Here's what we've got so far. Data Sources used by the new autocomplete functionality found in the Search Widget plugin that will be released when Jomres 10.2 is released. Type in text such as Th (for Thailand) and you'll see that the autocomplete results are returned very quickly.

autocomplete

Data Sources is, at it's heart, a cache of town, region and country names. The data is generated automatically when Jomres notices that the relevant data source files don't exist and then every time a property is added, updated or removed this data is refreshed by the webhook watcher feature in Jomres. This cache is sensitive to the currently active language so different languages will have different locales available. 

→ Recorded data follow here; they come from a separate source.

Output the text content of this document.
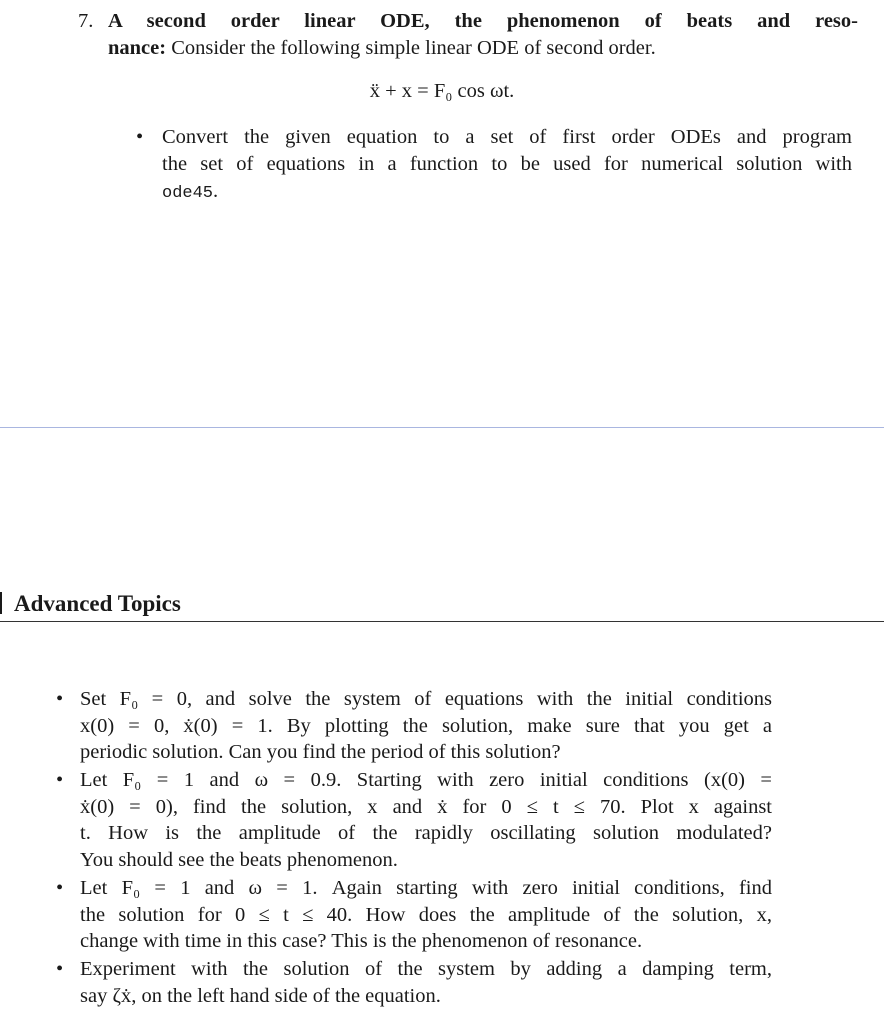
7. A second order linear ODE, the phenomenon of beats and reso-
nance: Consider the following simple linear ODE of second order.
ẍ + x = F₀ cos ωt.
• Convert the given equation to a set of first order ODEs and program
the set of equations in a function to be used for numerical solution with
ode45.
Advanced Topics
• Set F₀ = 0, and solve the system of equations with the initial conditions
x(0) = 0, ẋ(0) = 1. By plotting the solution, make sure that you get a
periodic solution. Can you find the period of this solution?
• Let F₀ = 1 and ω = 0.9. Starting with zero initial conditions (x(0) =
ẋ(0) = 0), find the solution, x and ẋ for 0 ≤ t ≤ 70. Plot x against
t. How is the amplitude of the rapidly oscillating solution modulated?
You should see the beats phenomenon.
• Let F₀ = 1 and ω = 1. Again starting with zero initial conditions, find
the solution for 0 ≤ t ≤ 40. How does the amplitude of the solution, x,
change with time in this case? This is the phenomenon of resonance.
• Experiment with the solution of the system by adding a damping term,
say ζẋ, on the left hand side of the equation.
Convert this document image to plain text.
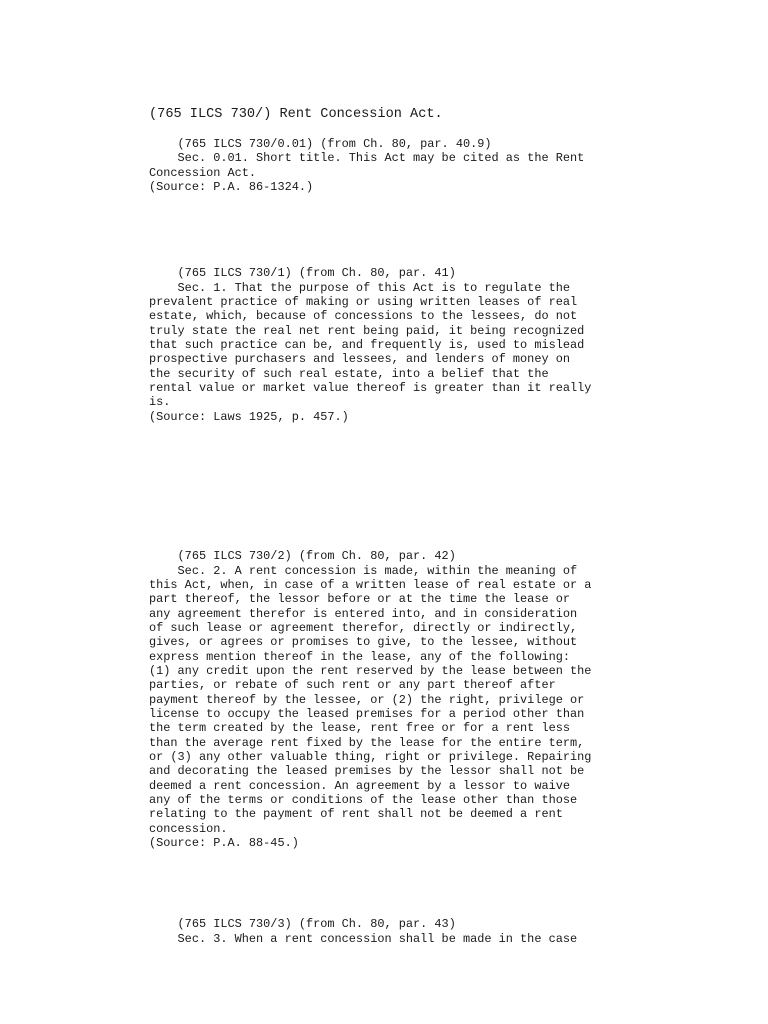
(765 ILCS 730/) Rent Concession Act.
(765 ILCS 730/0.01) (from Ch. 80, par. 40.9)
Sec. 0.01. Short title. This Act may be cited as the Rent
Concession Act.
(Source: P.A. 86-1324.)
(765 ILCS 730/1) (from Ch. 80, par. 41)
Sec. 1. That the purpose of this Act is to regulate the
prevalent practice of making or using written leases of real
estate, which, because of concessions to the lessees, do not
truly state the real net rent being paid, it being recognized
that such practice can be, and frequently is, used to mislead
prospective purchasers and lessees, and lenders of money on
the security of such real estate, into a belief that the
rental value or market value thereof is greater than it really
is.
(Source: Laws 1925, p. 457.)
(765 ILCS 730/2) (from Ch. 80, par. 42)
Sec. 2. A rent concession is made, within the meaning of
this Act, when, in case of a written lease of real estate or a
part thereof, the lessor before or at the time the lease or
any agreement therefor is entered into, and in consideration
of such lease or agreement therefor, directly or indirectly,
gives, or agrees or promises to give, to the lessee, without
express mention thereof in the lease, any of the following:
(1) any credit upon the rent reserved by the lease between the
parties, or rebate of such rent or any part thereof after
payment thereof by the lessee, or (2) the right, privilege or
license to occupy the leased premises for a period other than
the term created by the lease, rent free or for a rent less
than the average rent fixed by the lease for the entire term,
or (3) any other valuable thing, right or privilege. Repairing
and decorating the leased premises by the lessor shall not be
deemed a rent concession. An agreement by a lessor to waive
any of the terms or conditions of the lease other than those
relating to the payment of rent shall not be deemed a rent
concession.
(Source: P.A. 88-45.)
(765 ILCS 730/3) (from Ch. 80, par. 43)
Sec. 3. When a rent concession shall be made in the case
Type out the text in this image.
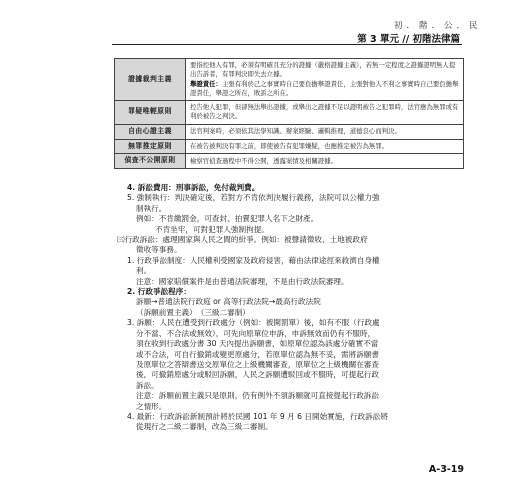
初．階．公．民
第 3 單元 // 初階法律篇
證據裁判主義	要指控他人有罪，必須有明確且充分的證據（嚴格證據主義），若無一定程度之證據證明無人提出告訴者，有罪判決即失去立據。
舉證責任：主張有利於己之事實時自己要負擔舉證責任，主張對他人不利之事實時自己要負擔舉證責任，舉證之所在，敗訴之所在。

罪疑唯輕原則	控告他人犯罪，但卻無法舉出證據，或舉出之證據不足以證明被告之犯罪時，法官應為無罪或有利於被告之判決。
自由心證主義	法官判案時，必須依其法學知識、辦案經驗、邏輯推理，道德良心而判決。
無罪推定原則	在被告被判決有罪之前，即使被告有犯罪嫌疑，也應推定被告為無罪。
偵查不公開原則	檢察官偵查過程中不得公開，透露案情及相關證據。
4. 訴訟費用：刑事訴訟，免付裁判費。
5. 強制執行：判決確定後，若對方不肯依判決履行義務，法院可以公權力強
制執行。
例如：不肯繳罰金，可查封、拍賣犯罪人名下之財產。
不肯坐牢，可對犯罪人強制拘提。
㈢行政訴訟：處理國家與人民之間的紛爭。例如：被聲請徵收、土地被政府
徵收等事務。
1. 行政爭訟制度：人民權利受國家及政府侵害，藉由法律途徑來救濟自身權
利。
注意：國家賠償案件是由普通法院審理，不是由行政法院審理。
2. 行政爭訟程序：
訴願→普通法院行政庭 or 高等行政法院→最高行政法院
（訴願前置主義）　（三級二審制）
3. 訴願：人民在遭受到行政處分（例如：被開罰單）後，如有不服（行政處
分不當、不合法或無效），可先向原單位申訴，申訴無效而仍有不服時，
須在收到行政處分書 30 天內提出訴願書，如原單位認為該處分確實不當
或不合法，可自行撤銷或變更原處分，若原單位認為無不妥，需將訴願書
及原單位之答辯書送交原單位之上級機關審查，原單位之上級機關在審查
後，可撤銷原處分或駁回訴願，人民之訴願遭駁回或不服時，可提起行政
訴訟。
注意：訴願前置主義只是原則，仍有例外不須訴願就可直接提起行政訴訟
之情形。
4. 最新：行政訴訟新制預計將於民國 101 年 9 月 6 日開始實施，行政訴訟將
從現行之二級二審制，改為三級二審制。
A-3-19
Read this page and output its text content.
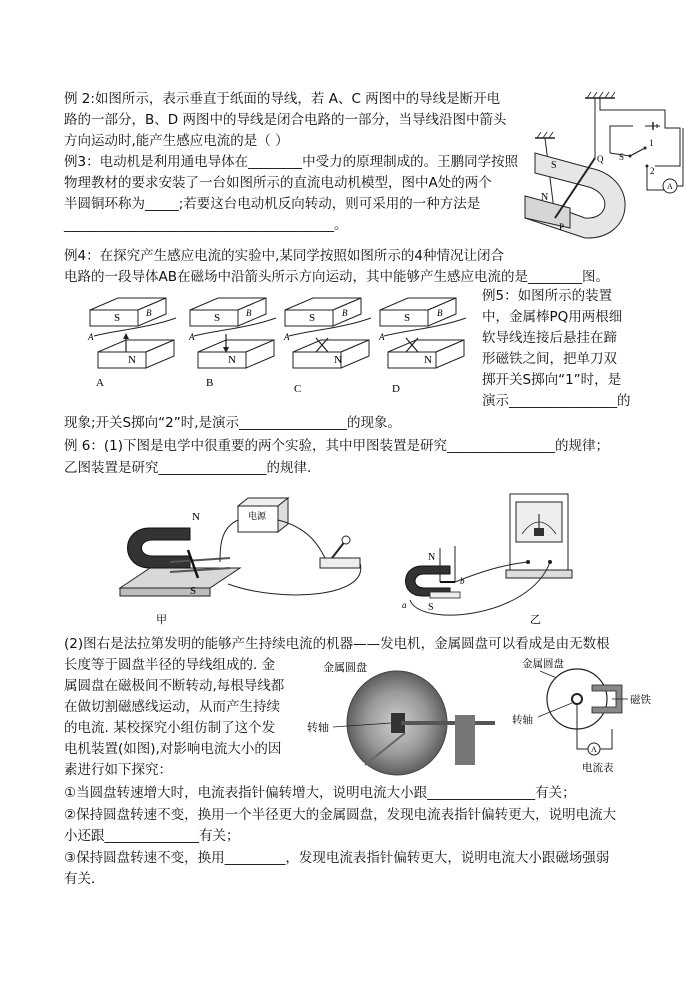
例 2:如图所示，表示垂直于纸面的导线，若 A、C 两图中的导线是断开电
路的一部分，B、D 两图中的导线是闭合电路的一部分，当导线沿图中箭头
方向运动时,能产生感应电流的是（ ）
例3：电动机是利用通电导体在________中受力的原理制成的。王鹏同学按照
物理教材的要求安装了一台如图所示的直流电动机模型，图中A处的两个
半圆铜环称为_____;若要这台电动机反向转动，则可采用的一种方法是
________________________________________。
N
S
P
Q S
1
2
A
例4：在探究产生感应电流的实验中,某同学按照如图所示的4种情况让闭合
电路的一段导体AB在磁场中沿箭头所示方向运动，其中能够产生感应电流的是________图。
S
N
S
N
S
N
S
N
A
B
A
B
A
B
A
B
A	B	C	D
例5：如图所示的装置
中，金属棒PQ用两根细
软导线连接后悬挂在蹄
形磁铁之间，把单刀双
掷开关S掷向“1”时，是
演示________________的
现象;开关S掷向“2”时,是演示________________的现象。
例 6：(1)下图是电学中很重要的两个实验，其中甲图装置是研究________________的规律；
乙图装置是研究________________的规律.
电源
N
S
甲
N
S
a
b
乙
(2)图右是法拉第发明的能够产生持续电流的机器——发电机，金属圆盘可以看成是由无数根
长度等于圆盘半径的导线组成的. 金
属圆盘在磁极间不断转动,每根导线都
在做切割磁感线运动，从而产生持续
的电流. 某校探究小组仿制了这个发
电机装置(如图),对影响电流大小的因
素进行如下探究：
金属圆盘
转轴
金属圆盘
磁铁
转轴
A
电流表
①当圆盘转速增大时，电流表指针偏转增大，说明电流大小跟________________有关；
②保持圆盘转速不变，换用一个半径更大的金属圆盘，发现电流表指针偏转更大，说明电流大
小还跟______________有关；
③保持圆盘转速不变，换用_________，发现电流表指针偏转更大，说明电流大小跟磁场强弱
有关．
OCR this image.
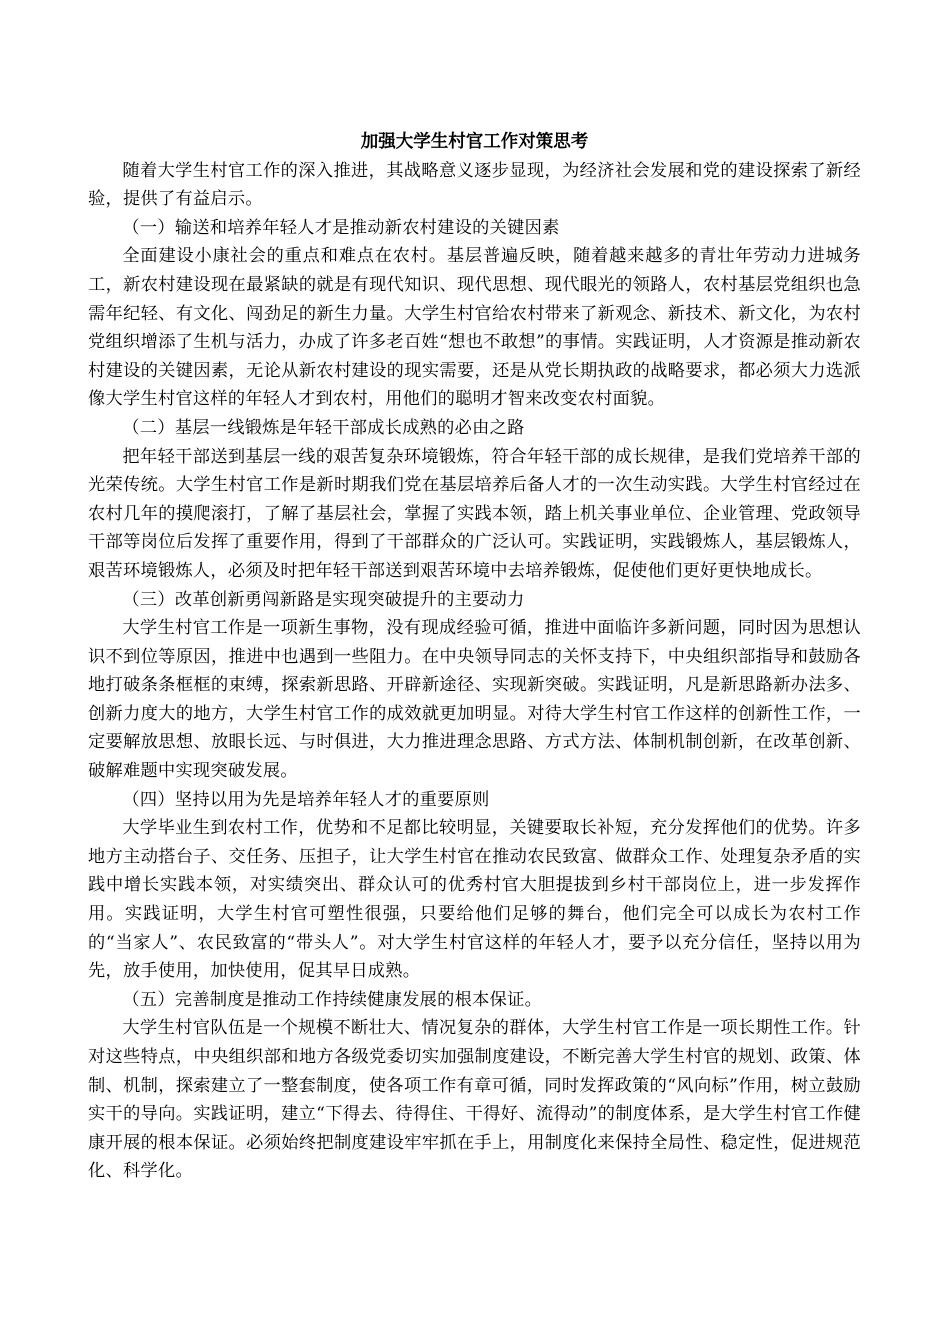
加强大学生村官工作对策思考

随着大学生村官工作的深入推进，其战略意义逐步显现，为经济社会发展和党的建设探索了新经验，提供了有益启示。

（一）输送和培养年轻人才是推动新农村建设的关键因素

全面建设小康社会的重点和难点在农村。基层普遍反映，随着越来越多的青壮年劳动力进城务工，新农村建设现在最紧缺的就是有现代知识、现代思想、现代眼光的领路人，农村基层党组织也急需年纪轻、有文化、闯劲足的新生力量。大学生村官给农村带来了新观念、新技术、新文化，为农村党组织增添了生机与活力，办成了许多老百姓“想也不敢想”的事情。实践证明，人才资源是推动新农村建设的关键因素，无论从新农村建设的现实需要，还是从党长期执政的战略要求，都必须大力选派像大学生村官这样的年轻人才到农村，用他们的聪明才智来改变农村面貌。

（二）基层一线锻炼是年轻干部成长成熟的必由之路

把年轻干部送到基层一线的艰苦复杂环境锻炼，符合年轻干部的成长规律，是我们党培养干部的光荣传统。大学生村官工作是新时期我们党在基层培养后备人才的一次生动实践。大学生村官经过在农村几年的摸爬滚打，了解了基层社会，掌握了实践本领，踏上机关事业单位、企业管理、党政领导干部等岗位后发挥了重要作用，得到了干部群众的广泛认可。实践证明，实践锻炼人，基层锻炼人，艰苦环境锻炼人，必须及时把年轻干部送到艰苦环境中去培养锻炼，促使他们更好更快地成长。

（三）改革创新勇闯新路是实现突破提升的主要动力

大学生村官工作是一项新生事物，没有现成经验可循，推进中面临许多新问题，同时因为思想认识不到位等原因，推进中也遇到一些阻力。在中央领导同志的关怀支持下，中央组织部指导和鼓励各地打破条条框框的束缚，探索新思路、开辟新途径、实现新突破。实践证明，凡是新思路新办法多、创新力度大的地方，大学生村官工作的成效就更加明显。对待大学生村官工作这样的创新性工作，一定要解放思想、放眼长远、与时俱进，大力推进理念思路、方式方法、体制机制创新，在改革创新、破解难题中实现突破发展。

（四）坚持以用为先是培养年轻人才的重要原则

大学毕业生到农村工作，优势和不足都比较明显，关键要取长补短，充分发挥他们的优势。许多地方主动搭台子、交任务、压担子，让大学生村官在推动农民致富、做群众工作、处理复杂矛盾的实践中增长实践本领，对实绩突出、群众认可的优秀村官大胆提拔到乡村干部岗位上，进一步发挥作用。实践证明，大学生村官可塑性很强，只要给他们足够的舞台，他们完全可以成长为农村工作的“当家人”、农民致富的“带头人”。对大学生村官这样的年轻人才，要予以充分信任，坚持以用为先，放手使用，加快使用，促其早日成熟。

（五）完善制度是推动工作持续健康发展的根本保证。

大学生村官队伍是一个规模不断壮大、情况复杂的群体，大学生村官工作是一项长期性工作。针对这些特点，中央组织部和地方各级党委切实加强制度建设，不断完善大学生村官的规划、政策、体制、机制，探索建立了一整套制度，使各项工作有章可循，同时发挥政策的“风向标”作用，树立鼓励实干的导向。实践证明，建立“下得去、待得住、干得好、流得动”的制度体系，是大学生村官工作健康开展的根本保证。必须始终把制度建设牢牢抓在手上，用制度化来保持全局性、稳定性，促进规范化、科学化。
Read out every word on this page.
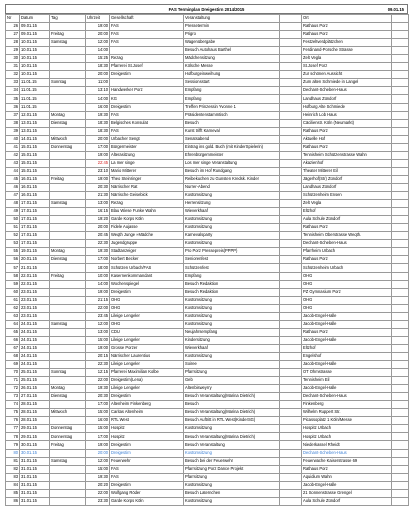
FAS Terminplan Dreigestirn 2014/2015	09.01.15
Nr	Datum	Tag	Uhrzeit	Gesellschaft	Veranstaltung		Ort	
26	09.01.15		19:00	FAS	Pressetermin		Rathaus Porz	
27	09.01.15	Freitag	20:00	FAS	Prigro		Rathaus Porz	
28	10.01.15	Samstag	12:00	FAS	Wagenübergabe		Festzeltverdplätzchen	
29	10.01.15		14:00		Besuch Autohaus Barthel		Ferdinand-Porsche Strasse	
30	10.01.15		15:25	Rezag	Mädchensitzung		Zelt Vegla	
31	10.01.15		18:30	Pfarrerei St.Josef	Kölsche Messe		St.Josef Porz	
32	10.01.15		20:00	Dreigestirn	Hofburgeinweihung		Zur schönen Aussicht	
33	11.01.15	Sonntag	11:00		Sessionsstart		Zum alten Schmiede in Langel	
34	11.01.15		13:10	Handwerker Porz	Empfang		Dechant-Scheben-Haus	
35	11.01.15		14:00	KG	Empfang		Landhaus Zündorf	
36	11.01.15		16:00	Dreigestirn	Treffen Prinzessin Yvonne 1		Hofburg Alte Schmiede	
37	12.01.15	Montag	19:30	FAS	Präsidentenstammtisch		Heinrich Lob Haus	
38	13.01.15	Dienstag	18:30	Belgisches Konsulat	Besuch		Cäcilienstr. Köln (Neumarkt)	
39	13.01.15		18:30	FAS	Kurst trifft Karneval		Rathaus Porz	
40	14.01.15	Mittwoch	20:00	Urbacher Sengt	Senatsabend		Aktuelle Hof	
41	15.01.15	Donnerstag	17:00	Bürgermeister	Eintrag ins gold. Buch (mit KinderSpielerin)		Rathaus Porz	
42	15.01.15		19:00	Alterasitzung	Ehrenbürgemmeister		Tennisheim Schützenstrasse Wahn	
43	15.01.15		22:45	La mer singe	Los mer singe Veranstaltung		Akazienhof	
44	15.01.15		23:10	Mario Mitterer	Besuch im Hof Rundgang		Theater Mitterer Eil	
45	16.01.15	Freitag	19:00	Theo Steinringer	Reibekuchen zu Gunsten Kredsk. Kinder		Jägerhof(Str) Zündorf	
46	16.01.15		20:30	Närrischer Rat	Nurrer-Abend		Landhaus Zündorf	
47	16.01.15		21:30	Närrische Geisebick	Kostümsitzung		Schützenheim Ensen	
48	17.01.15	Samstag	13:00	Rezag	Herrensitzung		Zelt Vegla	
49	17.01.15		16:15	Blau Wiese Funke Wahn	Wieverkhaaf		Eltzhof	
50	17.01.15		19:20	Garde Korps Köln	Kostümsitzung		Aula Schule Zündorf	
51	17.01.15		20:00	Fidele Aujasse	Kostümsitzung		Rathaus Porz	
52	17.01.15		20:45	Weqth Junge »Mädche	Karnevalsparty		Tennisheim Oberstrasse Weqth.	
53	17.01.15		22:30	Jugendgruppe	Kostümsitzung		Dechant-Scheben-Haus	
55	19.01.15	Montag	19:30	Stadtanzeiger	Pro Porz Pressepreis(PPPP)		Pfarrheim Urbach	
56	20.01.15	Dienstag	17:00	Norbert Becker	Seniorenfest		Rathaus Porz	
57	21.01.15		18:00	Schützen Urbach/FAS	Schützenfest		Schützenheim Urbach	
58	22.01.15	Freitag	10:00	Kasernenkommandant	Empfang		OHG	
59	22.01.15		14:00	Wochenspiegel	Besuch Redaktion		OHG	
60	23.01.15		19:00	Dreigestirn	Besuch Redaktion		PZ Gymnasium Porz	
61	23.01.15		21:15	OHG	Kostümsitzung		OHG	
62	23.01.15		22:00	OHG	Kostümsitzung		OHG	
63	23.01.15		23:45	Lileige Lengeler	Kostümsitzung		Jacob-Engel-Halle	
64	24.01.15	Samstag	12:00	OHG	Kostümsitzung		Jacob-Engel-Halle	
65	24.01.15		13:00	CDU	Neujahrsempfang		Rathaus Porz	
66	24.01.15		15:00	Lileige Lengeler	Kindersitzung		Jacob-Engel-Halle	
67	24.01.15		19:00	Grosse Porzer	Wieverkhaaf		Eltzhof	
68	24.01.15		20:15	Närrischer Laurentius	Kostümsitzung		Engelshof	
69	24.01.15		22:30	Lileige Lengeler	Soiree		Jacob-Engel-Halle	
70	25.01.15	Sonntag	12:15	Pfarrerei Maximilian Kolbe	Pfarrsitzung		OT Ohmstrasse	
71	25.01.15		22:00	Dreigestirn(Lena)	Geb		Tennisheim Eil	
72	26.01.15	Montag	19:30	Lileige Lengeler	Altenbisweyrry		Jacob-Engel-Halle	
73	27.01.15	Dienstag	20:30	Dreigestirn	Besuch Veranstaltung(Marina Dietrich)		Dechant-Scheben-Haus	
74	28.01.15		17:00	Altenheim Finkenberg	Besuch		Finkenberg	
75	28.01.15	Mittwoch	15:00	Caritas Altenheim	Besuch Veranstaltung(Marina Dietrich)		Wilhelm Ruppert Str.	
76	28.01.15		16:00	RTL West	Besuch Auftritt in RTL West(KinderSG)		Picassoplatz 1 Köln/Messe	
77	29.01.15	Donnerstag	15:00	Hospitz	Kostümsitzung		Hospitz Urbach	
78	29.01.15	Donnerstag	17:00	Hospitz	Besuch Veranstaltung(Marina Dietrich)		Hospitz Urbach	
79	30.01.15	Freitag	19:00	Dreigestirn	Besuch Veranstaltung		Niederkassel Rheidt	
80	30.01.15		20:00	Dreigestirn	Kostümsitzung		Dechant-Scheben-Haus	
81	31.01.15	Samstag	12:00	Feuerwehr	Besuch bei der Feuerwehr		Feuerwache Kaiserstrasse 69	
82	31.01.15		15:00	FAS	Pfarrsitzung Porz Dance Projekt		Rathaus Porz	
83	31.01.15		19:30	FAS	Pfarrsitzung		Aquidium Wahn	
84	31.01.15		20:20	Dreigestirn	Kostümsitzung		Jacob-Engel-Halle	
85	31.01.15		22:00	Wolfgang Röder	Besuch Laternchen		21 Sonnenstrasse Grengel	
86	31.01.15		23:30	Garde Korps Köln	Kostümsitzung		Aula Schule Zündorf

The feature creates new cache files in the jomres/temp directory which can then be accessed by other functionality. For example, on the Jomres Joomla 4 development server these are the files created :

http://joomla4.jomres.net/jomres/temp/data_cache/data_source_countries.json

http://joomla4.jomres.net/jomres/temp/data_cache/data_source_regions.json

http://joomla4.jomres.net/jomres/temp/data_cache/data_source_towns.json

Right now just the autocomplete functionality (food for another blog post) uses this data however when time allows I'll modify the search widget plugin to use it too which will be a performance saving. The really nice thing about this feature is that A the data is kept fresh by the webhook watcher, and B because the data's in JSON format in documented files you could create your own search functionality that uses that data without needing to hook into the Jomres framework if you don't want to.

There is also scope for extending the Data Sources functionality to include room types, property types etc too but I'll wait to see if they're needed.

So ends my first Technical Blog post. I hope that the information here has tickled your technical itch and you get something out of it.